The rebound in deliveries, particularly over the second quarter, is a promising sign that supply chain issues and production delays are a thing of the past.
NIO EV Sales (NIO Inc)
The drop in deliveries at the beginning of the year as well as during the second quarter were primarily due to softening demand for electric-vehicles and some customers delaying purchases in order to take advantage of discounts and lower electric-vehicle prices. The improving delivery picture stands in stark contrast to NIO’s stock price trend since the beginning of August. The loss of investor interest, surprisingly, happened just when NIO said that it anticipates an ongoing recovery of its deliveries: For 3Q-23, NIO expects 55-57K deliveries, which reflects an almost 140% QoQ growth rate.
NIO Stock Price (Finviz.com)
Improving Margin Picture As 2Q-23 Showed Upside Momentum On Increased Volumes
Though NIO is seeing an improving delivery trajectory, NIO is facing a new problem that could keep the stock’s upside limited moving forward. Tesla’s price actions, particularly in the first quarter, have resulted in growing profit pressure for NIO, a situation that is not yet resolved.
NIO reported a concerning 1,300 basis point YoY drop in its (vehicle) margins in the first quarter, due to falling prices as well as soft demand.
In the second quarter, however, the margin picture slightly improved: NIO revealed a 2Q-23 (vehicle) margin of 6.2%, reflecting a QoQ improvement of 110 basis points. While the QoQ growth in margins is as promising as it points in the right direction, particularly because it has been achieved at a time of accelerating delivery growth, margins are still low. Thus, NIO’s margins will remain challenged in the short-term as NIO announced a price cut of 30,000 Chinese Yuan (approximately $4,200) as well as a reduction in service levels for new buyers of a NIO electric-vehicle in June. Buyers of an NIO electric-vehicle will no longer receive free battery swapping in the future, making the purchase of an NIO electric-vehicle less appealing to prospective buyers.
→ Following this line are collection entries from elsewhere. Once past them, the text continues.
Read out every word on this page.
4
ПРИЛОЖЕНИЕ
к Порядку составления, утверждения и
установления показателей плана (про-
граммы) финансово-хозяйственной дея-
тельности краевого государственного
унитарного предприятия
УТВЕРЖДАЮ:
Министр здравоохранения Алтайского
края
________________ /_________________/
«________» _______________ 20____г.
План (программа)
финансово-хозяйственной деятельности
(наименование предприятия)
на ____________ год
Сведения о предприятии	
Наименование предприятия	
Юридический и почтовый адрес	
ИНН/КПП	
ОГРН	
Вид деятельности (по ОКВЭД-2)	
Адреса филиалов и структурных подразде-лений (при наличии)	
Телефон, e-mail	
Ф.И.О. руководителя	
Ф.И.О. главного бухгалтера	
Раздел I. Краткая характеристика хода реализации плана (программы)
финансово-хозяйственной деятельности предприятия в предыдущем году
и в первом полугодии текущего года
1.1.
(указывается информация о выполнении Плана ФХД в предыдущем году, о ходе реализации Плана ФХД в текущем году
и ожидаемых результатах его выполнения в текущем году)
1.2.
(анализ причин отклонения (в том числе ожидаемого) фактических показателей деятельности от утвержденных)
Margin compression is a major issue for NIO, particularly since the company is already losing a boatload of money. NIO reported an adjusted net loss of RMB 5.45 billion (US$751.0 million) in the second quarter, reflecting an increase of 140% YoY. NIO’s adjusted net loss adjusts for share-based expenses and losses are unsustainably high.
With that said, NIO’s profit margins will remain under pressure in the short-term and an improvement in the margin picture would get me to consider NIO as a Buy moving forward.
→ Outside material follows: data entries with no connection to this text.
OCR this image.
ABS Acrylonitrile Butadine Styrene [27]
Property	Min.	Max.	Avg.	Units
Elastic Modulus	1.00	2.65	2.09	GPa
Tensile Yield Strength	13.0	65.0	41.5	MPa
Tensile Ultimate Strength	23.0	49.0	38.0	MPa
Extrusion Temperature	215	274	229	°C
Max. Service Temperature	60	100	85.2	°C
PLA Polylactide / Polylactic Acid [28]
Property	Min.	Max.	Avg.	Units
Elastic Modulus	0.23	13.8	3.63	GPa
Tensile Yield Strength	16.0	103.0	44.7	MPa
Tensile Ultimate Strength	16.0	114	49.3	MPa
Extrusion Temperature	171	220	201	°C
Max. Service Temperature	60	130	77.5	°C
NIO Is Now Probably Fairly Valued
My price target on NIO was $10 and NIO’s stock closed at $10.04 last Friday. NIO is presently selling at a P/S ratio of 2.4x which, in my view, is a fair valuation multiple, particularly given NIO's margin situation.
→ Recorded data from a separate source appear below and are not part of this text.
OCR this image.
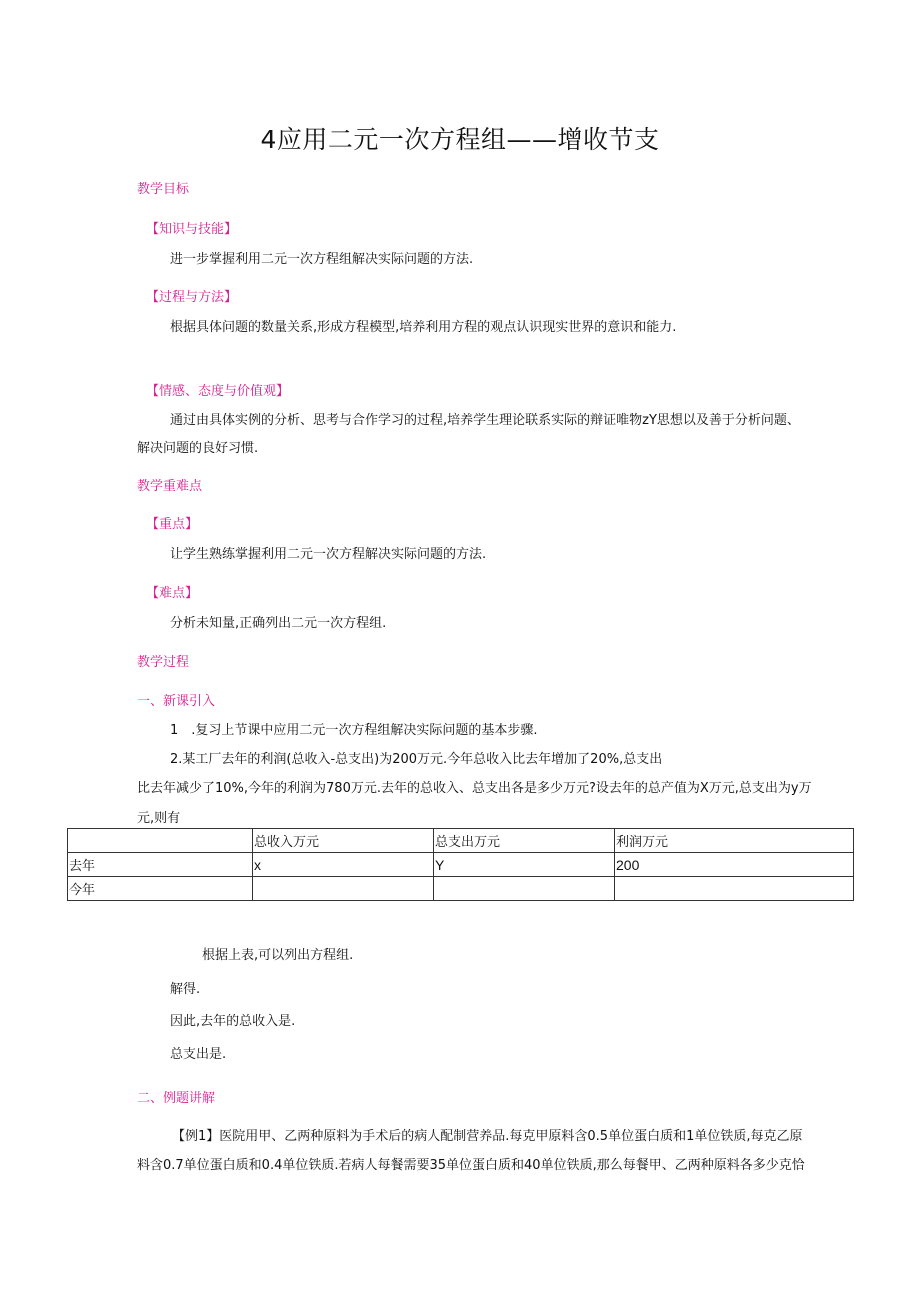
4应用二元一次方程组——增收节支
教学目标
【知识与技能】
进一步掌握利用二元一次方程组解决实际问题的方法.
【过程与方法】
根据具体问题的数量关系,形成方程模型,培养利用方程的观点认识现实世界的意识和能力.
【情感、态度与价值观】
通过由具体实例的分析、思考与合作学习的过程,培养学生理论联系实际的辩证唯物zY思想以及善于分析问题、
解决问题的良好习惯.
教学重难点
【重点】
让学生熟练掌握利用二元一次方程解决实际问题的方法.
【难点】
分析未知量,正确列出二元一次方程组.
教学过程
一、新课引入
1　.复习上节课中应用二元一次方程组解决实际问题的基本步骤.
2.某工厂去年的利润(总收入-总支出)为200万元.今年总收入比去年增加了20%,总支出
比去年减少了10%,今年的利润为780万元.去年的总收入、总支出各是多少万元?设去年的总产值为X万元,总支出为y万
元,则有
	总收入万元	总支出万元	利润万元
去年	x	Y	200
今年			
根据上表,可以列出方程组.
解得.
因此,去年的总收入是.
总支出是.
二、例题讲解
【例1】医院用甲、乙两种原料为手术后的病人配制营养品.每克甲原料含0.5单位蛋白质和1单位铁质,每克乙原
料含0.7单位蛋白质和0.4单位铁质.若病人每餐需要35单位蛋白质和40单位铁质,那么每餐甲、乙两种原料各多少克恰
XPeng Inc. (XPEV) and BYD Co. Ltd. (OTCPK:BYDDF) sell at 5.1x and 1.2x sales respectively. I will revisit NIO’s upside case in the event that the margin situation improves.
Data by YCharts
NIO’s margins have taken in 2023, due to cut-throat competition in the electric-vehicle market and NIO, during the second quarter, suffered headwinds to its delivery growth.
With that being said, the situation, and therefore the risk/reward ratio, has improved for NIO because NIO’s 2Q-23 (vehicle) margins experienced QoQ expansion and delivery growth rates in July and August were impressive. If NIO can continue on this trajectory and meet its guidance for 3Q-23, then I could finally be warming up to NIO.
I have been skeptical of NIO in the past because the company was trading at too high a valuation multiple, particularly during the pandemic.
Since NIO is seeing a solid rebound in delivery growth and (vehicle) margins finally saw some uptick momentum in 2Q-23, I am modifying my stock classification to Hold.
If NIO can maintain its current delivery run-rate and improve its (vehicle) margins, I would even be willing to reconsider my Hold classification moving forward.